Companies at the centre of the refurbishment of Grenfell Tower have downplayed the role they will play in the first phase of the public inquiry into last year’s fire.

CEP Architectural Facades, which supplied the ACM [aluminium composite material] cladding and window frames, and Rydon Maintenance, which was the main contractor on the tower’s refurbishment, both raised questions about their involvement in the inquiry’s first phase.

They also both said a lack of disclosure from the inquiry impinged upon their ability to contribute meaningfully to the inquiry at this stage.

In an opening statement, CEP said: “There are two factors which are currently inhibiting CEP’s investigation of the issues. The first concerns disclosure.

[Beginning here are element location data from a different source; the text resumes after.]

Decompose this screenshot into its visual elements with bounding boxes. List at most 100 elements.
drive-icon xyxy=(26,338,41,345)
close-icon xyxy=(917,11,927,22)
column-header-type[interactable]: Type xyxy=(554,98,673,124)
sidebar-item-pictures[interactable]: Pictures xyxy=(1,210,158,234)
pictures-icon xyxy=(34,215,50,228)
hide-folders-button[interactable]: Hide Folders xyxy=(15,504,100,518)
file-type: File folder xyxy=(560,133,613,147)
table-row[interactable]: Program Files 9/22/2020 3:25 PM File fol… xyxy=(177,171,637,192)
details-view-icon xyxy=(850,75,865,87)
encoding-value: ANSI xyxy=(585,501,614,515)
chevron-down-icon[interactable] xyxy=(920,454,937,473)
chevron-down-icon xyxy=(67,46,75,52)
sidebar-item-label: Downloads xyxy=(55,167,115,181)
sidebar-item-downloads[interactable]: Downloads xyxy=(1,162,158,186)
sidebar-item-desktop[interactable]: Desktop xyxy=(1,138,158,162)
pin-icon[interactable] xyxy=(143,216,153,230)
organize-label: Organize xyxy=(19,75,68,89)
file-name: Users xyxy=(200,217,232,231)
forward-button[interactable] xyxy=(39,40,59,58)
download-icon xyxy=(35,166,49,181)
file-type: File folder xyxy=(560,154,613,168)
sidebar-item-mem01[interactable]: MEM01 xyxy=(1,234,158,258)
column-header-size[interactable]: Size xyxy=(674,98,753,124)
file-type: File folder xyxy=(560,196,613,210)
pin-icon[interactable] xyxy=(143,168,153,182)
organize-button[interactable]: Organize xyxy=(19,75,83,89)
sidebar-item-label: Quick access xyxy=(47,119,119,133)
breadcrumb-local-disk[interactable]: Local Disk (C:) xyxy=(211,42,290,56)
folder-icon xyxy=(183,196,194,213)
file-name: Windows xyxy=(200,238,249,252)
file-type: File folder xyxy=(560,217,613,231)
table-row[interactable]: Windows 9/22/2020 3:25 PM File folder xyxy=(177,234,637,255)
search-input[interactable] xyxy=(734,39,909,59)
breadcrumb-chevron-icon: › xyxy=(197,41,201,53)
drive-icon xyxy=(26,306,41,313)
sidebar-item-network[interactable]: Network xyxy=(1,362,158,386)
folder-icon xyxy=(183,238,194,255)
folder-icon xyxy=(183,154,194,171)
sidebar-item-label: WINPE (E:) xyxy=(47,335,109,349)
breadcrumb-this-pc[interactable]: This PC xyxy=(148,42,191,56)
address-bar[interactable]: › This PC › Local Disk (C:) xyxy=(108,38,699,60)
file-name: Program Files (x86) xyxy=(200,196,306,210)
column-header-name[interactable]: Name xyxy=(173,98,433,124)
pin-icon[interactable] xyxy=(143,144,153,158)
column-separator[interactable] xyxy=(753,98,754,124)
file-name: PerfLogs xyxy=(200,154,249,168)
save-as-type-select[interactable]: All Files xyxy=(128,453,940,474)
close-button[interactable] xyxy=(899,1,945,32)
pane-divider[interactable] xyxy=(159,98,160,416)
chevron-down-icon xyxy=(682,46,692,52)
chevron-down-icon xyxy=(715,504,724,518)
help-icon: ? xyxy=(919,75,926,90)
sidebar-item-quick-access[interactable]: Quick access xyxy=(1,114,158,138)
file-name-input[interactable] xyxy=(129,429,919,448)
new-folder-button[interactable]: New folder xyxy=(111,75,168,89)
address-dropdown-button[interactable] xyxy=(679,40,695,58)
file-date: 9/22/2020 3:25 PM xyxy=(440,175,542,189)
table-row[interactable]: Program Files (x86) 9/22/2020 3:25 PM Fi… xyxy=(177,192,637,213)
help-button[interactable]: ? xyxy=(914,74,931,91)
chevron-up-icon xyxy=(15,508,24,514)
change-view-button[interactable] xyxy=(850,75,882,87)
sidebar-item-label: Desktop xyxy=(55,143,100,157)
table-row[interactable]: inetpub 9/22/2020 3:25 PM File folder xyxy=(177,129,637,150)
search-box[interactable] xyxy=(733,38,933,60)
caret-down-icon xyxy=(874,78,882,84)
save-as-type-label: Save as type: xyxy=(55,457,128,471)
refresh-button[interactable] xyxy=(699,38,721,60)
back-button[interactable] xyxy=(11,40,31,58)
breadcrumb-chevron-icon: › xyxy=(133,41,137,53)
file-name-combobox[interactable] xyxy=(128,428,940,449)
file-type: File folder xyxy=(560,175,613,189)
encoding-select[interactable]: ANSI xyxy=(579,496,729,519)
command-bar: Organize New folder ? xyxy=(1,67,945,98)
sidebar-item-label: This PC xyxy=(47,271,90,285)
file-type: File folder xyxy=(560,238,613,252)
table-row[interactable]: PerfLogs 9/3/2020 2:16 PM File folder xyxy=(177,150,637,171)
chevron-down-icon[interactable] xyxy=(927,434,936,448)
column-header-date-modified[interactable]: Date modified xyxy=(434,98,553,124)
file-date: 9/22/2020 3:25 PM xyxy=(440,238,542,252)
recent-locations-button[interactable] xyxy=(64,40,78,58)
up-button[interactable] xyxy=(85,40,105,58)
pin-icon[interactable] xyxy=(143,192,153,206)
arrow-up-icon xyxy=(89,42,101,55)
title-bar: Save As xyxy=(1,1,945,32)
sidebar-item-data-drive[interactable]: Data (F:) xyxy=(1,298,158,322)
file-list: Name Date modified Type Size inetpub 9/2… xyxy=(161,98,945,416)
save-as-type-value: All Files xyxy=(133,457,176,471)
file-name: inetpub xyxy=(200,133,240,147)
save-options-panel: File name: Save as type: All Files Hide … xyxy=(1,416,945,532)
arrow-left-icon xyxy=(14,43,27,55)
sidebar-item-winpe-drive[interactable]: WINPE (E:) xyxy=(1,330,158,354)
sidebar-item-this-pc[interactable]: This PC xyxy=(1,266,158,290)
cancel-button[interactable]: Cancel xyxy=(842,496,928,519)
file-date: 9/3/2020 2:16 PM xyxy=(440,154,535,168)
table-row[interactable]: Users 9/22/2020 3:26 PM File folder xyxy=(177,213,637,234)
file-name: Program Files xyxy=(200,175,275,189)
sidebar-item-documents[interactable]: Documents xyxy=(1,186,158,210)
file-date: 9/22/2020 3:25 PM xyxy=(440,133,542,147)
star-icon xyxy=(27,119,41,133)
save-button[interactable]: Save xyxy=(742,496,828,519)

The second relates to access to the site for CEP’s own expert.

“Until disclosure is complete and CEP’s expert has been given access to the site and sufficient time to complete his investigations, CEP will not be in a position to make any substantive submissions to the Inquiry.”

The company said while it acknowledged the scale of the disclosure exercise facing the inquiry, the “very large quantity of documentation” which is still to be disclosed meant its own investigations could not progress.

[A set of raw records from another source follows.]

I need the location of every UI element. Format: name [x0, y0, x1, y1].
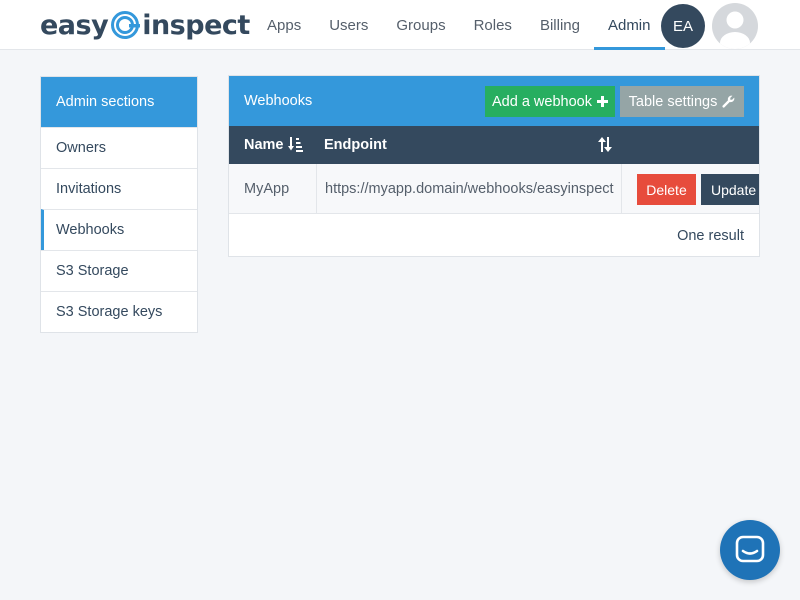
nav-billing[interactable]: Billing	[526, 0, 594, 50]
sidebar-item-invitations[interactable]: Invitations	[41, 168, 197, 209]
wrench-icon	[722, 95, 735, 108]
nav-apps[interactable]: Apps	[253, 0, 315, 50]
admin-sidebar: Admin sections Owners Invitations Webhoo…	[40, 76, 198, 333]
column-header-name[interactable]: Name	[244, 126, 284, 164]
webhooks-panel: Webhooks Add a webhook Table settings Na…	[228, 75, 760, 257]
add-webhook-button[interactable]: Add a webhook	[485, 86, 615, 117]
result-count: One result	[677, 228, 744, 244]
chat-launcher-button[interactable]	[720, 520, 780, 580]
sort-amount-down-icon[interactable]	[288, 137, 303, 152]
sort-icon[interactable]	[598, 137, 612, 152]
user-initials-avatar[interactable]: EA	[661, 4, 705, 48]
sidebar-item-owners[interactable]: Owners	[41, 127, 197, 168]
column-header-endpoint[interactable]: Endpoint	[324, 126, 387, 164]
logo-text-right: inspect	[142, 9, 250, 41]
webhook-name-cell: MyApp	[229, 164, 317, 214]
plus-icon	[596, 96, 608, 107]
table-settings-button[interactable]: Table settings	[620, 86, 744, 117]
chat-bubble-icon	[735, 535, 765, 563]
nav-groups[interactable]: Groups	[382, 0, 459, 50]
nav-roles[interactable]: Roles	[460, 0, 526, 50]
delete-button[interactable]: Delete	[637, 174, 696, 205]
sidebar-item-s3-storage[interactable]: S3 Storage	[41, 250, 197, 291]
nav-users[interactable]: Users	[315, 0, 382, 50]
update-button[interactable]: Update	[701, 174, 759, 205]
table-row: MyApp https://myapp.domain/webhooks/easy…	[229, 164, 759, 214]
user-photo-avatar[interactable]	[712, 3, 758, 49]
nav-admin[interactable]: Admin	[593, 0, 665, 50]
column-name-label: Name	[244, 137, 284, 153]
table-settings-label: Table settings	[628, 93, 718, 110]
column-endpoint-label: Endpoint	[324, 137, 387, 153]
sidebar-title: Admin sections	[41, 77, 197, 127]
panel-title: Webhooks	[244, 93, 313, 109]
sidebar-item-s3-storage-keys[interactable]: S3 Storage keys	[41, 291, 197, 332]
easyinspect-logo[interactable]: easy inspect	[40, 6, 250, 44]
webhook-endpoint-cell: https://myapp.domain/webhooks/easyinspec…	[317, 164, 622, 214]
sidebar-item-webhooks[interactable]: Webhooks	[41, 209, 197, 250]
top-navbar: easy inspect Apps Users Groups Roles Bil…	[0, 0, 800, 50]
panel-header: Webhooks Add a webhook Table settings	[229, 76, 759, 126]
add-webhook-label: Add a webhook	[492, 93, 592, 110]
logo-text-left: easy	[40, 9, 109, 41]
table-header: Name Endpoint	[229, 126, 759, 164]
logo-at-icon	[111, 11, 141, 39]
user-placeholder-icon	[720, 11, 750, 49]
main-nav: Apps Users Groups Roles Billing Admin	[253, 0, 665, 50]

It also said it was critical that its expert was given access to the site as soon as possible.

The firm said: “Put bluntly, it is impossible for experts to form their own views and to test the evidence of the inquiry’s experts without the benefit of the very access which the inquiry’s experts have had.”

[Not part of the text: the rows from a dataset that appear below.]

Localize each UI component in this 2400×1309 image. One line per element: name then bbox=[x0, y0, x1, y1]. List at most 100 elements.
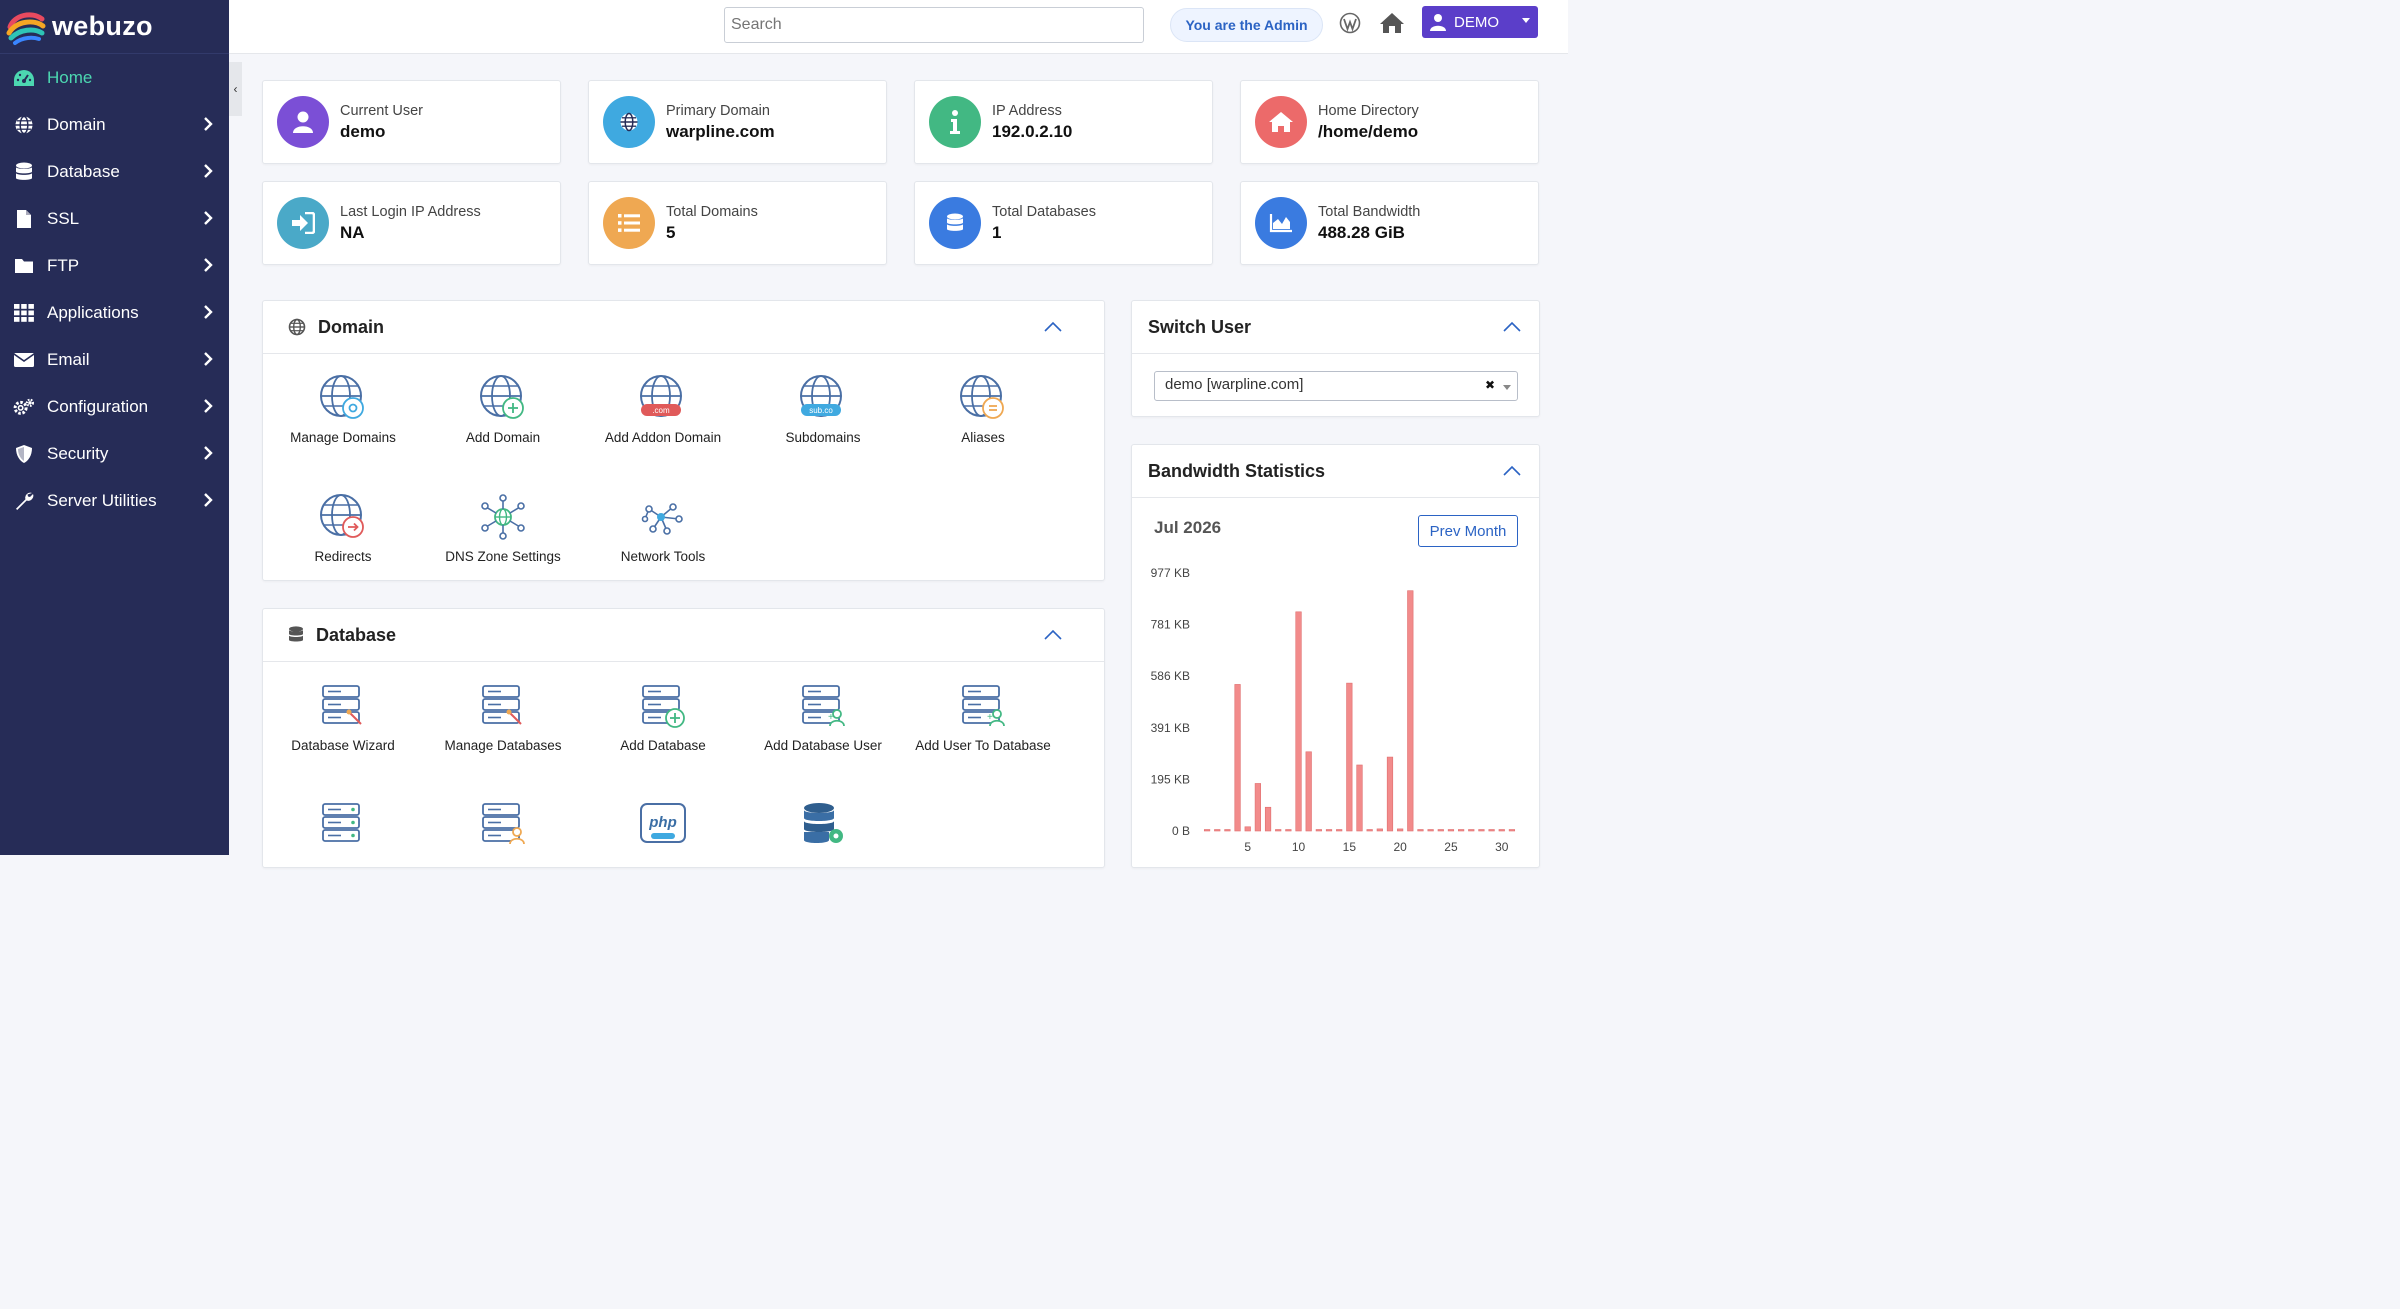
tile-add-user-to-database[interactable]: + Add User To Database bbox=[903, 680, 1063, 755]
switch-user-header[interactable]: Switch User bbox=[1132, 301, 1539, 354]
bar-day-25[interactable] bbox=[1447, 829, 1455, 832]
info-card-value: warpline.com bbox=[666, 121, 775, 141]
domain-panel-header[interactable]: Domain bbox=[263, 301, 1104, 354]
bar-day-30[interactable] bbox=[1498, 829, 1505, 832]
tile-database-wizard[interactable]: Database Wizard bbox=[263, 680, 423, 755]
aliases-icon bbox=[903, 372, 1063, 422]
tile-add-database[interactable]: Add Database bbox=[583, 680, 743, 755]
bar-day-20[interactable] bbox=[1397, 828, 1404, 832]
bar-day-10[interactable] bbox=[1295, 611, 1302, 832]
tile-manage-domains[interactable]: Manage Domains bbox=[263, 372, 423, 447]
sidebar-item-label: Home bbox=[47, 67, 93, 87]
info-card-value: 488.28 GiB bbox=[1318, 222, 1405, 242]
bar-day-8[interactable] bbox=[1275, 829, 1282, 832]
sidebar-item-applications[interactable]: Applications bbox=[0, 289, 229, 336]
tile-redirects[interactable]: Redirects bbox=[263, 491, 423, 566]
sidebar-collapse-toggle[interactable]: ‹ bbox=[229, 62, 242, 116]
manage-databases-icon bbox=[423, 680, 583, 730]
tile-add-addon-domain[interactable]: .com Add Addon Domain bbox=[583, 372, 743, 447]
sidebar-item-label: Email bbox=[47, 349, 90, 369]
collapse-up-icon[interactable] bbox=[1503, 465, 1521, 476]
sidebar-item-ftp[interactable]: FTP bbox=[0, 242, 229, 289]
bar-day-23[interactable] bbox=[1427, 829, 1434, 832]
bar-day-27[interactable] bbox=[1468, 829, 1475, 832]
collapse-up-icon[interactable] bbox=[1044, 321, 1062, 332]
sidebar-item-label: Database bbox=[47, 161, 120, 181]
bar-day-15[interactable] bbox=[1346, 682, 1353, 832]
caret-down-icon bbox=[1522, 18, 1530, 23]
user-menu-button[interactable]: DEMO bbox=[1422, 6, 1538, 38]
bar-day-31[interactable] bbox=[1508, 829, 1516, 832]
brand-logo[interactable]: webuzo bbox=[0, 0, 229, 54]
bar-day-7[interactable] bbox=[1264, 806, 1272, 832]
bar-day-22[interactable] bbox=[1417, 829, 1424, 832]
tile-dns-zone-settings[interactable]: DNS Zone Settings bbox=[423, 491, 583, 566]
sidebar-item-server-utilities[interactable]: Server Utilities bbox=[0, 477, 229, 524]
sidebar-item-email[interactable]: Email bbox=[0, 336, 229, 383]
bar-day-17[interactable] bbox=[1366, 829, 1373, 832]
bar-day-24[interactable] bbox=[1437, 829, 1444, 832]
sidebar-item-label: Applications bbox=[47, 302, 139, 322]
tile-add-domain[interactable]: Add Domain bbox=[423, 372, 583, 447]
sidebar: webuzo Home Domain Database SSL FTP Applicati… bbox=[0, 0, 229, 855]
bar-day-13[interactable] bbox=[1325, 829, 1333, 832]
sidebar-item-home[interactable]: Home bbox=[0, 54, 229, 101]
bar-day-28[interactable] bbox=[1478, 829, 1485, 832]
switch-user-select[interactable]: demo [warpline.com] ✖ bbox=[1154, 371, 1518, 401]
tile-server[interactable] bbox=[263, 798, 423, 848]
bar-day-3[interactable] bbox=[1224, 829, 1231, 832]
database-panel-header[interactable]: Database bbox=[263, 609, 1104, 662]
sidebar-item-domain[interactable]: Domain bbox=[0, 101, 229, 148]
tile-network-tools[interactable]: Network Tools bbox=[583, 491, 743, 566]
tile-database-settings[interactable] bbox=[743, 798, 903, 848]
collapse-up-icon[interactable] bbox=[1044, 629, 1062, 640]
sidebar-item-label: Domain bbox=[47, 114, 106, 134]
bar-day-12[interactable] bbox=[1315, 829, 1322, 832]
bar-day-11[interactable] bbox=[1305, 751, 1312, 832]
tile-manage-databases[interactable]: Manage Databases bbox=[423, 680, 583, 755]
list-icon bbox=[603, 197, 655, 249]
tile-label: Add Database bbox=[620, 738, 706, 753]
sidebar-item-ssl[interactable]: SSL bbox=[0, 195, 229, 242]
sidebar-item-label: Security bbox=[47, 443, 109, 463]
bar-day-29[interactable] bbox=[1488, 829, 1495, 832]
bar-day-5[interactable] bbox=[1244, 826, 1251, 832]
bandwidth-header[interactable]: Bandwidth Statistics bbox=[1132, 445, 1539, 498]
prev-month-button[interactable]: Prev Month bbox=[1418, 515, 1518, 547]
bar-day-19[interactable] bbox=[1386, 756, 1394, 832]
sidebar-item-configuration[interactable]: Configuration bbox=[0, 383, 229, 430]
sidebar-item-database[interactable]: Database bbox=[0, 148, 229, 195]
info-card-value: 192.0.2.10 bbox=[992, 121, 1073, 141]
tile-subdomains[interactable]: sub.co Subdomains bbox=[743, 372, 903, 447]
database-icon bbox=[13, 161, 35, 183]
admin-status-badge[interactable]: You are the Admin bbox=[1170, 8, 1323, 42]
dropdown-arrow-icon[interactable] bbox=[1503, 385, 1511, 390]
bar-day-4[interactable] bbox=[1234, 684, 1241, 832]
bar-day-16[interactable] bbox=[1356, 764, 1363, 832]
bar-day-9[interactable] bbox=[1285, 829, 1292, 832]
tile-aliases[interactable]: Aliases bbox=[903, 372, 1063, 447]
bar-day-6[interactable] bbox=[1254, 783, 1261, 832]
bar-day-14[interactable] bbox=[1336, 829, 1343, 832]
tile-phpmyadmin[interactable]: php bbox=[583, 798, 743, 848]
info-card-total-domains: Total Domains 5 bbox=[588, 181, 887, 265]
bar-day-1[interactable] bbox=[1203, 829, 1211, 832]
tile-database-user[interactable] bbox=[423, 798, 583, 848]
home-icon[interactable] bbox=[1379, 11, 1405, 35]
database-settings-icon bbox=[743, 798, 903, 848]
bar-day-2[interactable] bbox=[1214, 829, 1221, 832]
wordpress-icon[interactable] bbox=[1339, 12, 1361, 34]
bar-day-21[interactable] bbox=[1407, 590, 1414, 832]
tile-add-database-user[interactable]: + Add Database User bbox=[743, 680, 903, 755]
add-domain-icon bbox=[423, 372, 583, 422]
network-tools-icon bbox=[583, 491, 743, 541]
chevron-right-icon bbox=[203, 210, 213, 231]
tile-label: Redirects bbox=[314, 549, 372, 564]
bar-day-18[interactable] bbox=[1376, 828, 1383, 832]
bar-day-26[interactable] bbox=[1458, 829, 1465, 832]
search-input[interactable] bbox=[724, 7, 1144, 43]
info-card-label: Current User bbox=[340, 102, 423, 119]
clear-selection-icon[interactable]: ✖ bbox=[1485, 378, 1495, 392]
collapse-up-icon[interactable] bbox=[1503, 321, 1521, 332]
sidebar-item-security[interactable]: Security bbox=[0, 430, 229, 477]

Meanwhile, Rydon said it was “proceeding on the basis that Phase 1 will be an exercise which is designed principally to achieve some detailed preliminary findings as to the source/origin of the fire, and a timeline for the spread of the fire and smoke, both externally or internally, together with when and where people within Grenfell Tower moved during the course of the night.”

It said: “On that basis, as has been set out above, in the light of its review of the evidence disclosed to date, Rydon anticipates that its involvement in Phase 1 is likely to be limited.”

The first phase of the inquiry is a fact-finding stage with phase one not expected to wrap up until the end of October.

The second phase is not expected to begin until the new year and will focus on the construction, refurbishment and management of the building prior to the fire.

This week one of the QCs involved in the inquiry, Richard Millett, warned firms and government departments that had been asked to provide statements to “resist the temptation to indulge in a merry-go-round of buck-passing”.